Member of the Chamber of Deputies
- In office 15 May 1961 – 15 May 1965
- Constituency: 12th Departmental Grouping (Talca, Lontué and Curepto)

Councillor of Talca
- In office 1960–1961

Personal details
- Born: 18 August 1918 Punta Arenas, Chile
- Died: 1 July 2017 (aged 98) Santiago, Chile
- Party: Radical Party (1942–1969) Radical Democracy (1969–1989)
- Spouse: Leonor Contreras Valdés
- Parent(s): Alfredo Lagos Elena Rojo
- Alma mater: University of Chile
- Occupation: Physician, politician, academic, entrepreneur

= René Lagos =

Chilean physician, entrepreneur, academic and politician (1918–2017)

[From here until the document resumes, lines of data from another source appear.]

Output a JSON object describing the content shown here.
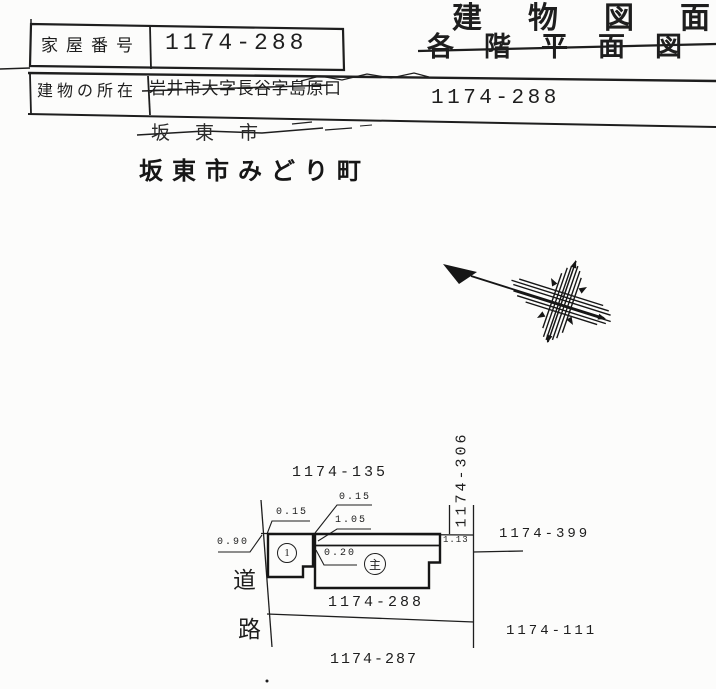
{
  "colors": {
    "ink": "#1e1e1e",
    "paper": "#fcfcfb"
  },
  "icons": {
    "north_arrow": "north-arrow-compass"
  },
  "header": {
    "title_line1": "建物図面",
    "title_line2": "各階平面図",
    "house_number_label": "家屋番号",
    "house_number_value": "1174-288",
    "location_label": "建物の所在",
    "location_old_address": "岩井市大字長谷字島原口",
    "location_number": "1174-288",
    "stamp_old_city": "坂東市",
    "stamp_new_address": "坂東市みどり町"
  },
  "plan": {
    "parcel_north": "1174-135",
    "parcel_east_strip": "1174-306",
    "parcel_northeast": "1174-399",
    "parcel_subject": "1174-288",
    "parcel_southeast": "1174-111",
    "parcel_south": "1174-287",
    "road_char_1": "道",
    "road_char_2": "路",
    "building_annex_mark": "1",
    "building_main_mark": "主",
    "dim_left_offset": "0.90",
    "dim_annex_top": "0.15",
    "dim_main_top": "0.15",
    "dim_strip": "1.05",
    "dim_gap": "0.20",
    "dim_right": "1.13"
  }
}
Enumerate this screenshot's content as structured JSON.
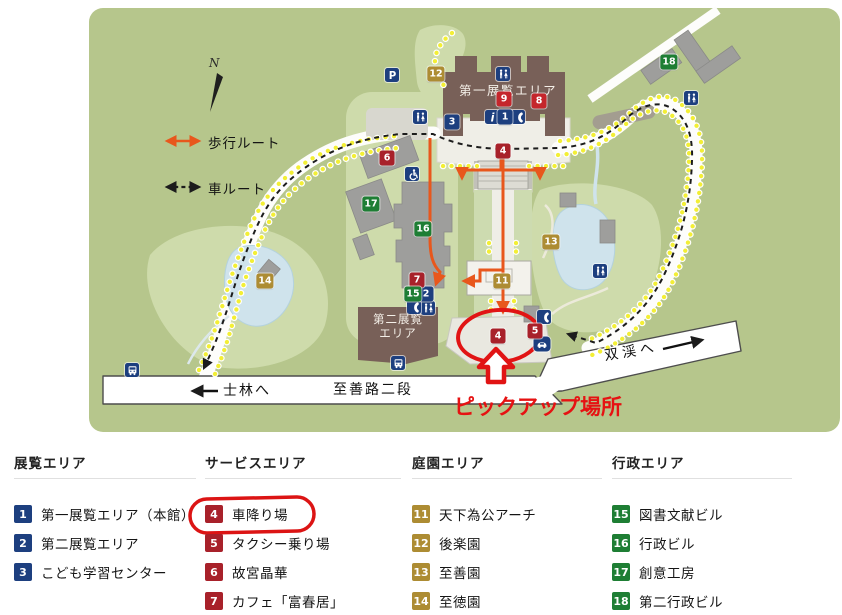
{
  "colors": {
    "map_green": "#b6c68c",
    "pale_green": "#cedbab",
    "road_white": "#ffffff",
    "building_brown": "#786058",
    "building_gray": "#9e9e9c",
    "pond_blue": "#cfe3ec",
    "walking_route_orange": "#e8571c",
    "car_route_black": "#1c1c1c",
    "annotation_red": "#e11414",
    "marker_colors": {
      "blue": "#1d3f7f",
      "red": "#a8212a",
      "crimson": "#c5262c",
      "gold": "#ad8c33",
      "green": "#1e7e34"
    }
  },
  "annotation": {
    "pickup_label": "ピックアップ場所",
    "legend_circled_item": "車降り場"
  },
  "map": {
    "compass": "N",
    "route_legend": {
      "walk": "歩行ルート",
      "car": "車ルート"
    },
    "roads": {
      "shilin": "士林へ",
      "zhishan": "至善路二段",
      "shuangxi": "双渓へ"
    },
    "buildings": {
      "main": "第一展覧エリア",
      "second_line1": "第二展覧",
      "second_line2": "エリア"
    },
    "icon_glyphs": {
      "parking": "P",
      "info": "i"
    },
    "markers": [
      {
        "n": "1",
        "color": "blue",
        "name": "1",
        "x": 505,
        "y": 117
      },
      {
        "n": "2",
        "color": "blue",
        "name": "2",
        "x": 426,
        "y": 294
      },
      {
        "n": "3",
        "color": "blue",
        "name": "3",
        "x": 452,
        "y": 122
      },
      {
        "n": "4",
        "color": "red",
        "name": "4-dropoff",
        "x": 503,
        "y": 151
      },
      {
        "n": "4",
        "color": "red",
        "name": "4-pickup",
        "x": 498,
        "y": 336
      },
      {
        "n": "5",
        "color": "red",
        "name": "5",
        "x": 535,
        "y": 331
      },
      {
        "n": "6",
        "color": "red",
        "name": "6",
        "x": 387,
        "y": 158
      },
      {
        "n": "7",
        "color": "red",
        "name": "7",
        "x": 417,
        "y": 280
      },
      {
        "n": "8",
        "color": "crimson",
        "name": "8",
        "x": 539,
        "y": 101
      },
      {
        "n": "9",
        "color": "crimson",
        "name": "9",
        "x": 504,
        "y": 99
      },
      {
        "n": "11",
        "color": "gold",
        "name": "11",
        "x": 502,
        "y": 281
      },
      {
        "n": "12",
        "color": "gold",
        "name": "12",
        "x": 436,
        "y": 74
      },
      {
        "n": "13",
        "color": "gold",
        "name": "13",
        "x": 551,
        "y": 242
      },
      {
        "n": "14",
        "color": "gold",
        "name": "14",
        "x": 265,
        "y": 281
      },
      {
        "n": "15",
        "color": "green",
        "name": "15",
        "x": 413,
        "y": 294
      },
      {
        "n": "16",
        "color": "green",
        "name": "16",
        "x": 423,
        "y": 229
      },
      {
        "n": "17",
        "color": "green",
        "name": "17",
        "x": 371,
        "y": 204
      },
      {
        "n": "18",
        "color": "green",
        "name": "18",
        "x": 669,
        "y": 62
      }
    ],
    "icons": [
      {
        "type": "parking",
        "x": 392,
        "y": 75
      },
      {
        "type": "restroom",
        "x": 420,
        "y": 117
      },
      {
        "type": "restroom",
        "x": 503,
        "y": 74
      },
      {
        "type": "restroom",
        "x": 691,
        "y": 98
      },
      {
        "type": "restroom",
        "x": 600,
        "y": 271
      },
      {
        "type": "restroom",
        "x": 428,
        "y": 308
      },
      {
        "type": "info",
        "x": 492,
        "y": 117
      },
      {
        "type": "phone",
        "x": 518,
        "y": 117
      },
      {
        "type": "phone",
        "x": 414,
        "y": 307
      },
      {
        "type": "phone",
        "x": 544,
        "y": 317
      },
      {
        "type": "wheelchair",
        "x": 412,
        "y": 174
      },
      {
        "type": "car",
        "x": 542,
        "y": 344
      },
      {
        "type": "bus",
        "x": 398,
        "y": 363
      },
      {
        "type": "bus",
        "x": 132,
        "y": 370
      }
    ]
  },
  "legend": {
    "sections": [
      {
        "title": "展覧エリア",
        "color": "blue",
        "items": [
          {
            "num": "1",
            "label": "第一展覧エリア（本館）"
          },
          {
            "num": "2",
            "label": "第二展覧エリア"
          },
          {
            "num": "3",
            "label": "こども学習センター"
          }
        ]
      },
      {
        "title": "サービスエリア",
        "color": "red",
        "items": [
          {
            "num": "4",
            "label": "車降り場",
            "circled": true
          },
          {
            "num": "5",
            "label": "タクシー乗り場"
          },
          {
            "num": "6",
            "label": "故宮晶華"
          },
          {
            "num": "7",
            "label": "カフェ「富春居」"
          }
        ]
      },
      {
        "title": "庭園エリア",
        "color": "gold",
        "items": [
          {
            "num": "11",
            "label": "天下為公アーチ"
          },
          {
            "num": "12",
            "label": "後楽園"
          },
          {
            "num": "13",
            "label": "至善園"
          },
          {
            "num": "14",
            "label": "至徳園"
          }
        ]
      },
      {
        "title": "行政エリア",
        "color": "green",
        "items": [
          {
            "num": "15",
            "label": "図書文献ビル"
          },
          {
            "num": "16",
            "label": "行政ビル"
          },
          {
            "num": "17",
            "label": "創意工房"
          },
          {
            "num": "18",
            "label": "第二行政ビル"
          }
        ]
      }
    ]
  }
}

Héctor René Lagos Rojo (18 August 1918 – July 2017) was a Chilean physician, entrepreneur, academic, and politician, affiliated with the Radical Party of Chile and later with the Radical Democracy.

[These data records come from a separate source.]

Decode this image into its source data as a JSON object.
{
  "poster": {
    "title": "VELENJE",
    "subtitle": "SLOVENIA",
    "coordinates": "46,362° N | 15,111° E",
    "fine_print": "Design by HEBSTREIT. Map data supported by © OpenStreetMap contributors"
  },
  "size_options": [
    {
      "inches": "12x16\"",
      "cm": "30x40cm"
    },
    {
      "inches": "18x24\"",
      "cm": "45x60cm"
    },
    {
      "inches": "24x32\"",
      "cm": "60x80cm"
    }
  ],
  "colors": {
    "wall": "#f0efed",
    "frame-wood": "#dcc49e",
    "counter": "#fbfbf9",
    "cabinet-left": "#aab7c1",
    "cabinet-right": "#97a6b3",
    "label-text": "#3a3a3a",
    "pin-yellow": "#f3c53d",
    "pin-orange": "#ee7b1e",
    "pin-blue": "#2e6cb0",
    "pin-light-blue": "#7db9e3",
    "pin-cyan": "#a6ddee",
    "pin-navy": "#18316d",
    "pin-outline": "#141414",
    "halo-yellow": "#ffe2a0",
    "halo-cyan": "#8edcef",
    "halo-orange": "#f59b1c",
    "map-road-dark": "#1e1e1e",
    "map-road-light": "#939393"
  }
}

== Early life and education ==
Born in Punta Arenas on 18 August 1918, he was the son of Alfredo Lagos Rivera and Elena Rojo Indo. He attended schools in Antofagasta, the Internado Nacional Barros Arana, the Instituto Nacional, and completed his secondary education at the Liceo Nocturno Presidente Balmaceda.

He first entered the Faculty of Medicine at the Pontifical Catholic University of Chile and later transferred to the University of Chile, where he earned his medical degree on 14 May 1952. He specialized in phthisiology (tuberculosis medicine).

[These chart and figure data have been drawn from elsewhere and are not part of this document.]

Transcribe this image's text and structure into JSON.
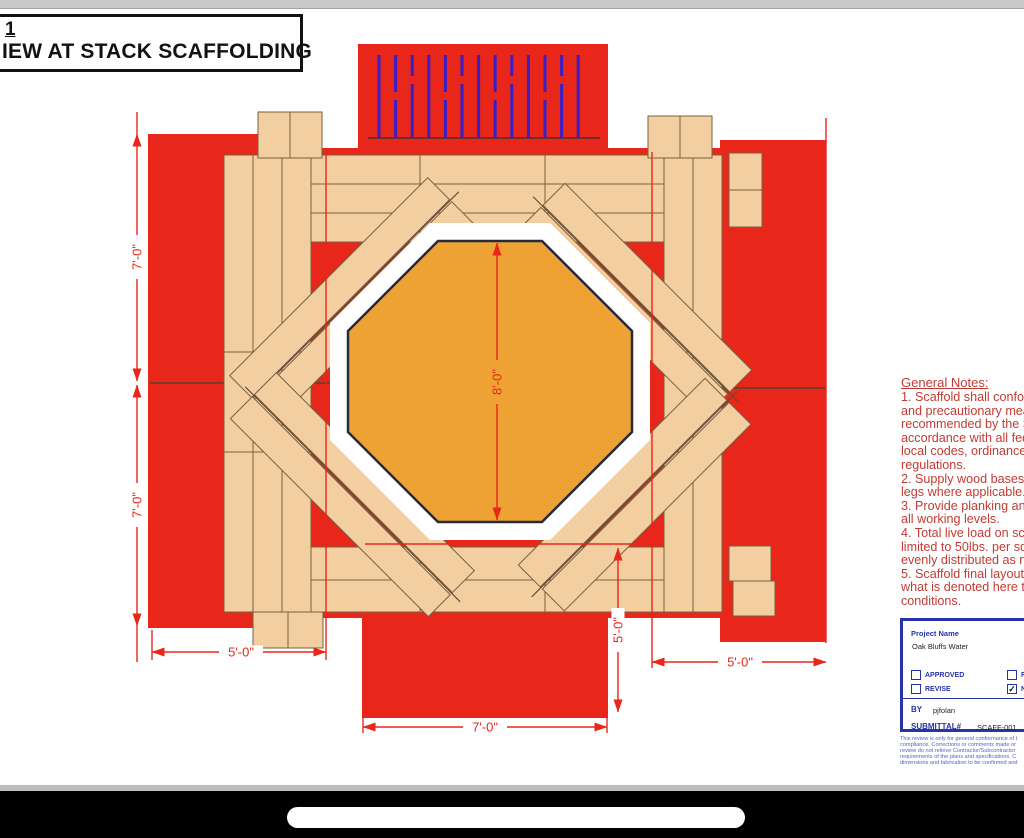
{
  "colors": {
    "scaffold_red": "#E8261A",
    "plank_tan": "#F3CEA1",
    "plank_outline": "#77603F",
    "stack_orange": "#EDA233",
    "stack_outline": "#252A3C",
    "ladder_blue": "#3A1FC4",
    "dimension_red": "#E8261A",
    "notes_red": "#C23B33",
    "submittal_blue": "#2733A6",
    "disclaimer_blue": "#555FC9"
  },
  "title_block": {
    "detail_number": "1",
    "view_title": "IEW AT STACK SCAFFOLDING"
  },
  "drawing": {
    "dimensions": {
      "left_upper": "7'-0\"",
      "left_lower": "7'-0\"",
      "stack_width": "8'-0\"",
      "bottom_left": "5'-0\"",
      "bottom_center": "7'-0\"",
      "bottom_right": "5'-0\"",
      "right_vertical": "5'-0\""
    }
  },
  "general_notes": {
    "title": "General Notes:",
    "lines": [
      "1. Scaffold shall conform",
      "and precautionary meas",
      "recommended by the S",
      "accordance with all fede",
      "local codes, ordinances",
      "regulations.",
      "2. Supply wood bases a",
      "legs where applicable.",
      "3. Provide planking and",
      "all working levels.",
      "4. Total live load on sca",
      "limited to 50lbs. per squ",
      "evenly distributed as ne",
      "5. Scaffold final layout r",
      "what is denoted here to",
      "conditions."
    ]
  },
  "submittal_block": {
    "project_name_label": "Project Name",
    "project_name_value": "Oak Bluffs Water",
    "checkbox_approved": "APPROVED",
    "checkbox_revise": "REVISE",
    "checkbox_rejected_fragment": "R",
    "checkbox_no_exceptions_fragment": "N",
    "check_glyph": "✓",
    "by_label": "BY",
    "by_value": "pjfolan",
    "submittal_label": "SUBMITTAL#",
    "submittal_value": "SCAFF-001",
    "disclaimer_lines": [
      "This review is only for general conformance of t",
      "compliance.  Corrections or comments made or",
      "review do not relieve Contractor/Subcontractor",
      "requirements of the plans and specifications.  C",
      "dimensions and fabrication to be confirmed and"
    ]
  }
}
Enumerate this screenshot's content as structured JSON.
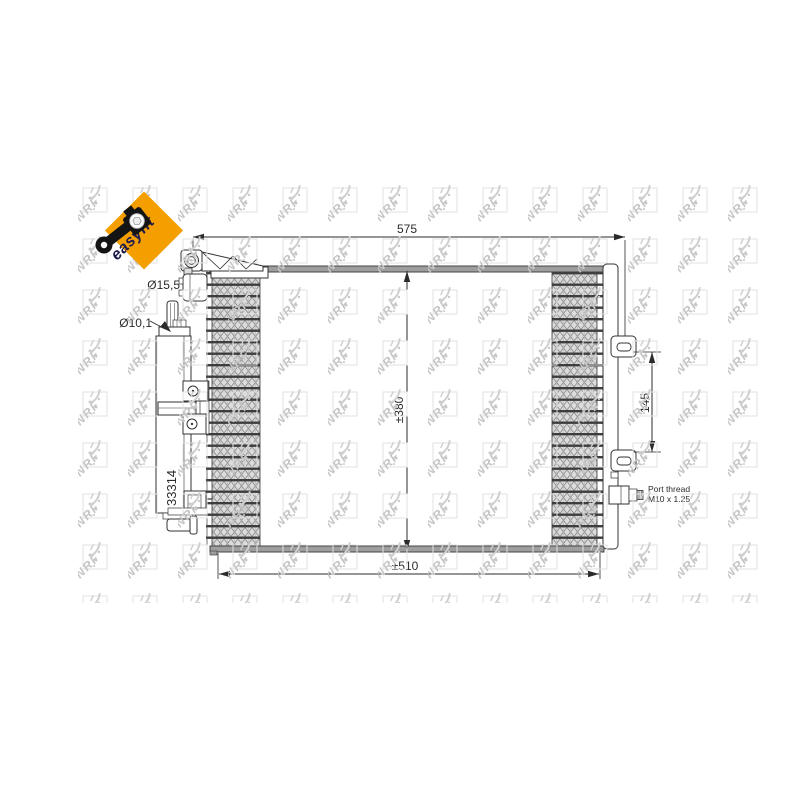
{
  "watermark": {
    "brand": "NRF"
  },
  "badge": {
    "label": "easyfit",
    "bg_color": "#F59E00",
    "text_color": "#1B1B4E"
  },
  "part": {
    "number": "33314"
  },
  "dims": {
    "top_width": "575",
    "core_height": "±380",
    "core_width": "±510",
    "bracket_gap": "145",
    "inlet_port": "Ø15,5",
    "receiver_inlet": "Ø10,1"
  },
  "port": {
    "line1": "Port thread",
    "line2": "M10 x 1.25"
  },
  "colors": {
    "line": "#2B2B2B",
    "plate": "#9E9E9E",
    "fin_dark": "#3D3D3D"
  }
}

He married Leonor Contreras Valdés on 7 April 1951 in Santiago, and they had three children.

== Professional career ==
Lagos began his medical practice as a phthisiologist at the Barros Luco Trudeau Hospital in Santiago (1950–1952), before relocating to the Hospital de Talca, where he served from 1952 to 1961, 1965 to 1966, and 1974 to 1981.

He worked with the Rehabilitation Association of Alcoholics (ARDA) in Talca and founded the ARDA branch for women in 1979. He provided free medical services in Talca and practiced as a rural physician in the areas of Lo Figueroa, Pencahue, and Corinto (1956–1961). He retired from active medical service in April 1989.

In academia, he was assistant in chemistry and medicine at the Catholic University (1940–1943); assistant in phthisiology under Professor Sótero del Río (1952–1953); and teacher at the Women's Technical School and the Commercial School of Talca (1956–1958).

As an entrepreneur, he leased and managed the “Pocoa” estate in Corinto (1958–1961). He joined the Cooperative of Bus and Truck Owners of Talca in 1954 and served as its president from 1957 to 1975.

He was a Freemason (Lodge “Voltaire 18”, since 1955), a member of the Talca Rotary Club (1965–1979), of the Talca Mutual Union (1957), and of the Athletic Sports Club “Comercio” (1957–1991).

== Political career ==
Lagos joined the Radical Party in 1942. He was elected councillor of Talca (1960–1961) and then Deputy for the 12th Departmental Grouping “Talca, Lontué and Curepto” for the 1961–1965 legislative term. He served on the Standing Committee on Medical-Social Assistance and Hygiene, and as substitute member of the Committee on Internal Government.

In 1965, he ran unsuccessfully for the Senate representing the 6th Provincial Grouping “Curicó, Talca, Linares and Maule.”

Opposing the Radical Party's alliance with the leftist Unidad Popular, Lagos co-founded the Radical Democracy in 1969. He was again a candidate for deputy in 1973 and later in the 1989 elections (District 37, Talca) as an independent within the centrist alliance Alianza de Centro, but was not elected. He retired from politics thereafter.

== Honors ==
In 1962, he received an Honorary Diploma from Rector Horacio Aravena of the Universidad Técnica del Estado (UTE) for his contribution to the establishment of the Talca campus.

On 12 May 2014, the Municipality of Talca recognized him as an «Illustrious Citizen» of the city.

== Death ==
René Lagos Rojo passed away in July 2017 in Santiago.